Speaking of obsessed, my kids often look at me like I am crazy, as I pick up the broom reflexively even as the dogs continue to traipse back and forth in the house with muddy paws. If I stopped to think about, I could see how one could think this an act in futility and foolishness. We have an outdoor living space that is welcome to three dogs and two cats.
And imagine my household ten years ago, 5 kids under the age of 11 – it was always a mess. Always. And then we homeschooled. Perpetual projects and experiments littered every surface – except the floor. I would pile things up on the living room couch, on the dining table, our kitchen counters, and on every horizontal surface above the floor. Then I would sweep.
I swept all the day because it was the one thing I could do to keep my sanity. I was never going to have a perfectly tidy house. Lord, I had 5 children and a husband. And let’s be real, I was never going to catch up to the dishes or the laundry. That was a fool’s fancy.
But I could sweep. I could sweep with a baby tied to me in the front. I could give a little one a mini broom and they could sweep (or pretend to) with me. I could sweep in minutes and enjoy one piece of tidy.
So I could live with the mess of a life or the complete chaos kids because I could always grab the broom and find peace in the action itself. Rest in motion.

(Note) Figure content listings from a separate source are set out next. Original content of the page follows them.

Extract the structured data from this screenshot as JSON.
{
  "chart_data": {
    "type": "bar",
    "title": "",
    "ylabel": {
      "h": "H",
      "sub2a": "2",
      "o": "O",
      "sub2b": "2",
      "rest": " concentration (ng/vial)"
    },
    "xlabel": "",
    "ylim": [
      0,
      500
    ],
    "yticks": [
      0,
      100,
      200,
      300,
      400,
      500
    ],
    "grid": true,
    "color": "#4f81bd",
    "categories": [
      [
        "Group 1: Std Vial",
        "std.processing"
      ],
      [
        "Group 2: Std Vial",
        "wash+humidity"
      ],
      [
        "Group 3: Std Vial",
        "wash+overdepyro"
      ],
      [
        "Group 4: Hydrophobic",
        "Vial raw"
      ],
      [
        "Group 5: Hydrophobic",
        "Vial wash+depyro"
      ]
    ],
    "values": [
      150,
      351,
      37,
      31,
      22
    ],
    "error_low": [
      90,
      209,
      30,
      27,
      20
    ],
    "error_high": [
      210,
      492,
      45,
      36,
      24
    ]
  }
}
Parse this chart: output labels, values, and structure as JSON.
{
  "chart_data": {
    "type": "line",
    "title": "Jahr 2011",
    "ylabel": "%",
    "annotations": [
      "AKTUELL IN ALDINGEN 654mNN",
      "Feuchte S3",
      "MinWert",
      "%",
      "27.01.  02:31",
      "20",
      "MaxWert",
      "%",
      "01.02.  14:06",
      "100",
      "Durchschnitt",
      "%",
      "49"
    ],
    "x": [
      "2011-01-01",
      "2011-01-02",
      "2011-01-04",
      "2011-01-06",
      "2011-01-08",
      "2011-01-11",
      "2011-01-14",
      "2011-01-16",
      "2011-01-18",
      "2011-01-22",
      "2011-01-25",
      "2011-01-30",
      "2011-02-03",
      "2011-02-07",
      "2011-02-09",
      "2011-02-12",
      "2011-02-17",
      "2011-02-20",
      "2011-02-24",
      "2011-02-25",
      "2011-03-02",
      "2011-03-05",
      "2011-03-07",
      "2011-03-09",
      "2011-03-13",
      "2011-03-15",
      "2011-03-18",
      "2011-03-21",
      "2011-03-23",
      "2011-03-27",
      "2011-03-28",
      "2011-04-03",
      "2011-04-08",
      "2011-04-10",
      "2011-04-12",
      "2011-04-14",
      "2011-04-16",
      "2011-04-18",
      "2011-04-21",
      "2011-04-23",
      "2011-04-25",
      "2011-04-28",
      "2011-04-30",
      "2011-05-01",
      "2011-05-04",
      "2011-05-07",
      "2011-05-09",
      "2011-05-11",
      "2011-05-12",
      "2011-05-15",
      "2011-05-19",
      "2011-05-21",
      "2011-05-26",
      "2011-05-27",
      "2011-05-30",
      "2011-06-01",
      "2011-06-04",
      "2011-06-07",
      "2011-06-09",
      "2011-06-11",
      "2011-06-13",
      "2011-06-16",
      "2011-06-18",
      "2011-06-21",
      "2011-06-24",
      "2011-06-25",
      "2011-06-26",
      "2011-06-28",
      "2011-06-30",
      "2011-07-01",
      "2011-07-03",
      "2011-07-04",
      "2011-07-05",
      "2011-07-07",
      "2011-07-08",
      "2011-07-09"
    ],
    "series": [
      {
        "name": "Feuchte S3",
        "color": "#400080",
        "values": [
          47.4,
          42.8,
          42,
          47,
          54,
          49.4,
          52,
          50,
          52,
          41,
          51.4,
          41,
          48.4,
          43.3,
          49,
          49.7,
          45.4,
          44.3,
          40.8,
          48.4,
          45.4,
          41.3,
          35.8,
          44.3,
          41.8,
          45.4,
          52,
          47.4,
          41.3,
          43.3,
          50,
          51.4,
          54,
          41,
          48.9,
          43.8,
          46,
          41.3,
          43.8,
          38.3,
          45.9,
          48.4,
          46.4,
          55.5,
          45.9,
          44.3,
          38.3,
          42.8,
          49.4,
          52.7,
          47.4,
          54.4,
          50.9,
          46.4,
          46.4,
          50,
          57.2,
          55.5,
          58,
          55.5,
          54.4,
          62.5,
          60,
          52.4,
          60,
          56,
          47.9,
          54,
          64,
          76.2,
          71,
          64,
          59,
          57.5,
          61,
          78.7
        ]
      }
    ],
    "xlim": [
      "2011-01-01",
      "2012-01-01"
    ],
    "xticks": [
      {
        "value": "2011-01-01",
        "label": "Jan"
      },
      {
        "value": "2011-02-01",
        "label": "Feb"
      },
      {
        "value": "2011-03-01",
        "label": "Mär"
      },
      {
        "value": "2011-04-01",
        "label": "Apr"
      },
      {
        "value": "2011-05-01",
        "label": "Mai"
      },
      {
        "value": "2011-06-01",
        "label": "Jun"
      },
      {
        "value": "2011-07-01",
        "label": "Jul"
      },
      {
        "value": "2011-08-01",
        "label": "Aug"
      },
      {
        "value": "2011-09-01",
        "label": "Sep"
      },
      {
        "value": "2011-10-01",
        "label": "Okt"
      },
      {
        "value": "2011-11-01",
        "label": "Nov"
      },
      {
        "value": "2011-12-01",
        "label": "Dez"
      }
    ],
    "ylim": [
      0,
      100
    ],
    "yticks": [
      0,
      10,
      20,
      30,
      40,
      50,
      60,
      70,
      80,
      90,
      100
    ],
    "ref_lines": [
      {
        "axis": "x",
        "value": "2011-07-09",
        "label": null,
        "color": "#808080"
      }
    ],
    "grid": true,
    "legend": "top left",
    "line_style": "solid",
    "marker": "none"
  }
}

I would give #4 a piece of paper to cut into a million pieces because at 2 years old, she really isn’t allowed with scissors. Then I could put the baby to sleep, fold a load of laundry, help with schoolwork, and start prepping the next snack. And of course, the pieces of paper dusted the floor like snow but I didn’t mind because you guessed it, sweeping was my thing.
When I look back and remember those early days of motherhood with littles, sometimes I just see the crumbs and the spilt milk. (Of course the spilt milk.) And I remember the sweeping. But I also remember how that broom helped me take a moment before I had an outburst. Sweeping helped me take a breath. Sweeping sometimes was the thing that jump started my energy and my second wind when I couldn’t move because I was so exhausted. I would sweep the dust balls out instead of under the rug. Lay it all out, dust balls and all.
I remember wondering if this sweep, make mess, repeat was all there was. 20 years later, I believe that yes that’s all there is. At the end of the day we tidy, make our messes, and tidy again. Sometimes we take on new habits or simply grow up so our messes aren’t as big or sometimes we grow up and they are still big and we are still learning how to sweep them up.
We make the mistake of thinking we can sweep everything up once and for all but then we our life trying not to make a mess and we miss out on walking in the mud and watching those little footprints make patterns on the floor or the crumbs that are left as one sister feeds another her new creation in the kitchen – a makeshift carpet of the bits of life – our life as a family who makes messes and has a mom who loves to sweep them.
Because it’s her thing.
What’s your one thing that keeps you sane when mamahood threatens to overwhelm?